No matter what the Price?


No; except in some very rare Instance, they are always sold, as otherwise they would interfere with the Exports of the following Season.

There have not been Cases in which the Directors have been advised to send out only a Portion of the Supply the following Year, in consequence of your not being able to obtain an adequate Price?

We have occasionally requested them to limit their Supply; but never wholly to suspend their Import.

Have you ever been able to form an Opinion, whether it would be possible to obtain, in the course of Five to Ten Years, an increased Supply to the Extent of Five or Ten Millions of Pounds of Tea from China?

That is a speculative Question; but I think that the Supply of Black Tea may be increased, and that in case of a steady Demand it might be gradually increased to that.

Is it Black Tea which is in general Use throughout the Country by the Inhabitants?

It is.

Is that Tea consumed by the poorest Persons in China?

Tea of some kind or other is consumed by the poorest Persons; but a great deal we saw used as Tea we were told was the Leaf of some other Plant not Tea.

Is Tea consumed throughout China?

So we understood.

It is supposed to be cultivated by Individuals in their Gardens; by the lower Orders of People?

It is said so. In the Province of Tokien there are large Districts covered with it; it grows on the hilly Grounds.

Does it require any particular Soil?

A light hilly Ground it is said produces the best Tea.

Is not the Shrub the same for all Descriptions of Tea?

That has been a disputed Question, but we rather conceive it is; that it is only the Difference of Culture and Preparation makes the Difference between Black and Green Tea; the Crops are picked in the Spring; the first in May; there are Three Selections of Leaves in the course of the Year.

Do you know how soon the Tea Plant bears Leaves?

I am not aware of that.

Do you know whether the Chinese Government make great Efforts to prevent Opium being imported?

They publish annually Two or Three Edicts, denouncing the strongest Punishment on those who may be caught smuggling; but notwithstanding that the Trade is carried on with the utmost Facility. It has increased within the last Twenty Years from 3,000 Chests a Year to 12,000 or 14,000 Chests.
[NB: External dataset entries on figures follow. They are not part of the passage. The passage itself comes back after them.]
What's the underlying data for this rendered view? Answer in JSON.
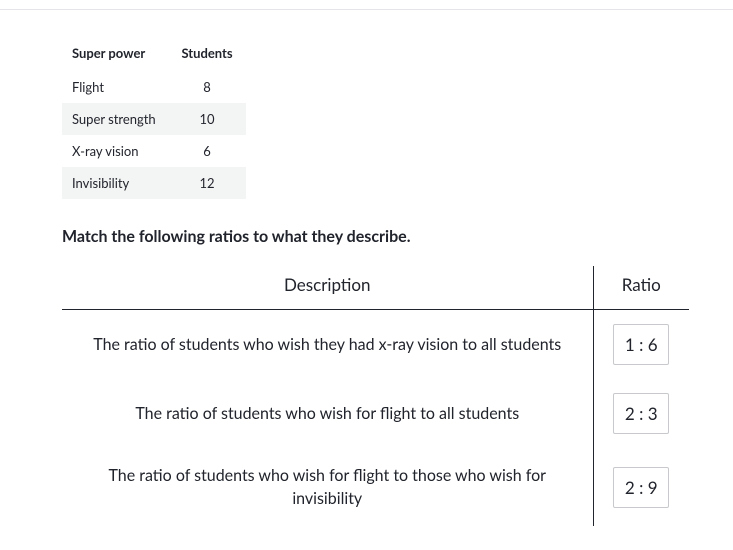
{
  "topBorderColor": "#e4e5e8",
  "dataTable": {
    "columns": [
      "Super power",
      "Students"
    ],
    "rows": [
      {
        "power": "Flight",
        "count": 8,
        "alt": false
      },
      {
        "power": "Super strength",
        "count": 10,
        "alt": true
      },
      {
        "power": "X-ray vision",
        "count": 6,
        "alt": false
      },
      {
        "power": "Invisibility",
        "count": 12,
        "alt": true
      }
    ],
    "altBg": "#f3f4f4",
    "fontSize": 13
  },
  "instruction": "Match the following ratios to what they describe.",
  "matchTable": {
    "headers": {
      "description": "Description",
      "ratio": "Ratio"
    },
    "borderColor": "#21242c",
    "boxBorderColor": "#c7c9cc",
    "fontSize": 16,
    "rows": [
      {
        "description": "The ratio of students who wish they had x-ray vision to all students",
        "ratio": "1 : 6"
      },
      {
        "description": "The ratio of students who wish for flight to all students",
        "ratio": "2 : 3"
      },
      {
        "description": "The ratio of students who wish for flight to those who wish for invisibility",
        "ratio": "2 : 9"
      }
    ]
  }
}
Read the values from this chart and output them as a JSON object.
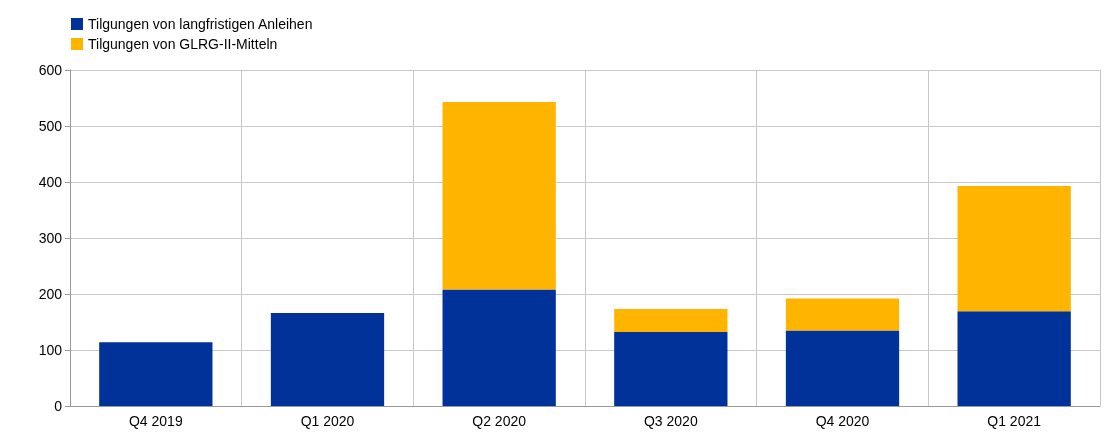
{
  "chart_data": {
    "type": "bar",
    "stacked": true,
    "categories": [
      "Q4 2019",
      "Q1 2020",
      "Q2 2020",
      "Q3 2020",
      "Q4 2020",
      "Q1 2021"
    ],
    "series": [
      {
        "name": "Tilgungen von langfristigen Anleihen",
        "color": "#003299",
        "values": [
          114,
          166,
          208,
          132,
          135,
          169
        ]
      },
      {
        "name": "Tilgungen von GLRG-II-Mitteln",
        "color": "#ffb400",
        "values": [
          null,
          null,
          335,
          41,
          57,
          224
        ]
      }
    ],
    "ylim": [
      0,
      600
    ],
    "yticks": [
      0,
      100,
      200,
      300,
      400,
      500,
      600
    ],
    "grid": true,
    "legend": "top left"
  }
}
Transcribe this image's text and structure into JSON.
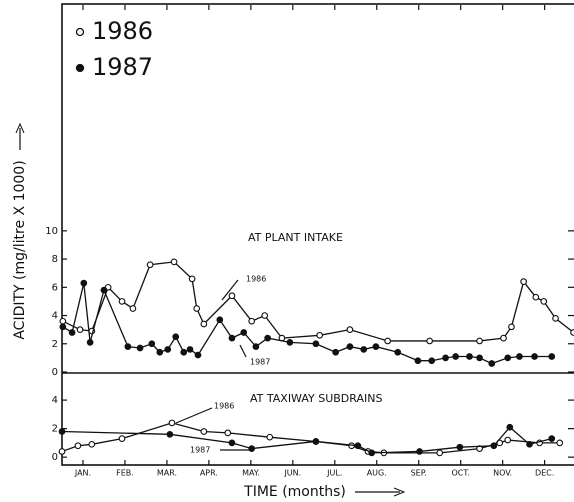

Do you conceive that the Efforts to prevent it are chiefly confined to those Edicts?

They employ Revenue Boats to cruise and intercept the Smugglers, but the Commanders of those Boats are understood to be bribed, and often to be the Persons who convey the Opium from the Ships to the Coast.

Do not you apprehend that there would be a considerable Demand in this Country for that Species of Tea which you conceive the Tea Brokers are averse to the Consumption of?

I should think they were the best qualified to judge of the kind of Teas suitable to the Market. We have always understood that the Way to extend the Consumption of Tea in this Country was to maintain the Quality of the Article; such has been the Principle always held out to us for our Guidance in China.


You think that in excluding that Species of Tea they have acted solely on that Ground?

I conceive so. There is a very large Quantity of cheap Tea sent to England, but it is always of a sound and good Quality. The Prices of Teas are very much diminished at the Company's Sales, in consequence of the vast Quantities put up; the Average Price has been much decreased.

Is there any Species of European Woollen Manufacture for which you think there is an increasing Demand in China?


The Witness is directed to withdraw.

Ordered, That this Committee be adjourned to Thursday next, One o'Clock.